Cosmic Near-infrared Background Tomography with SPHEREx Using Galaxy Cross-correlations

TL;DR

This paper forecasts the ability of SPHEREx to perform redshift tomography of the near-infrared extragalactic background light through galaxy cross-correlations, enabling insights into cosmic star formation history up to redshift 6.

Contribution

It introduces a method to use galaxy cross-correlations with SPHEREx data for EBL spectral and redshift tomography, providing forecasts for detection sensitivity and potential scientific insights.

Findings

EBL spectrum detectable up to z~6

High-significance cross-power spectrum measurement up to z~10

Constraints on stellar evolution and galaxy spectra across redshifts

Abstract

The extragalactic background light (EBL) consists of integrated light from all sources of emission throughout the history of the universe.
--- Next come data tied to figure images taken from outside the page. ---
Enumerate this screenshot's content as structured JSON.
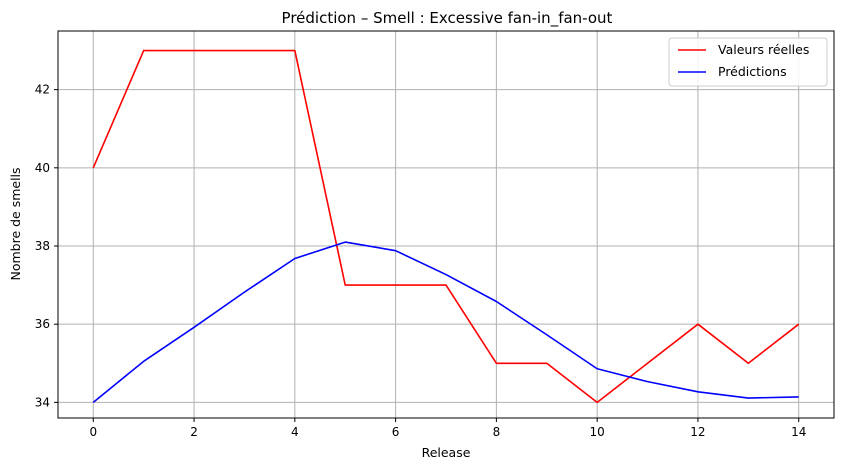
{
  "chart_data": {
    "type": "line",
    "title": "Prédiction – Smell : Excessive fan-in_fan-out",
    "xlabel": "Release",
    "ylabel": "Nombre de smells",
    "x": [
      0,
      1,
      2,
      3,
      4,
      5,
      6,
      7,
      8,
      9,
      10,
      11,
      12,
      13,
      14
    ],
    "xlim": [
      -0.7,
      14.7
    ],
    "ylim": [
      33.6,
      43.5
    ],
    "xticks": [
      0,
      2,
      4,
      6,
      8,
      10,
      12,
      14
    ],
    "yticks": [
      34,
      36,
      38,
      40,
      42
    ],
    "grid": true,
    "legend": "top-right",
    "series": [
      {
        "name": "Valeurs réelles",
        "color": "#ff0000",
        "values": [
          40,
          43,
          43,
          43,
          43,
          37,
          37,
          37,
          35,
          35,
          34,
          35,
          36,
          35,
          36
        ]
      },
      {
        "name": "Prédictions",
        "color": "#0000ff",
        "values": [
          34,
          35.05,
          35.92,
          36.82,
          37.68,
          38.1,
          37.88,
          37.27,
          36.58,
          35.73,
          34.86,
          34.53,
          34.27,
          34.11,
          34.14
        ]
      }
    ]
  }
}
At near-infrared wavelengths, the EBL is dominated by stellar emission across cosmic time; however, the spectral and redshift information of the emitting sources is entangled and cannot be directly measured by absolute photometry or fluctuation measurements. Cross-correlating near-infrared maps with tracers of known redshift enables EBL redshift tomography, as EBL emission will only correlate with external tracers from the same redshift. Here, we forecast the sensitivity of probing the EBL spectral energy distribution as a function of redshift by cross-correlating the upcoming near-infrared spectro-imaging survey, SPHEREx, with several current and future galaxy redshift surveys. Using a model galaxy luminosity function, we estimate the cross power spectrum clustering amplitude on large scales, and forecast that the near-infrared EBL spectrum can be detected tomographically out to $z\sim 6$. We also predict a high-significance measurement ($\sim 10^2$-$10^4\sigma$) of the small-scale cross-power spectrum out to $z\sim 10$. The amplitudes of the large-scale cross power spectra can constrain the cosmic evolution of the stellar synthesis process through both continuum and the line emission, while on the nonlinear and Poisson noise scales, the high-sensitivity measurements can probe the mean spectra associated with the tracer population across redshift.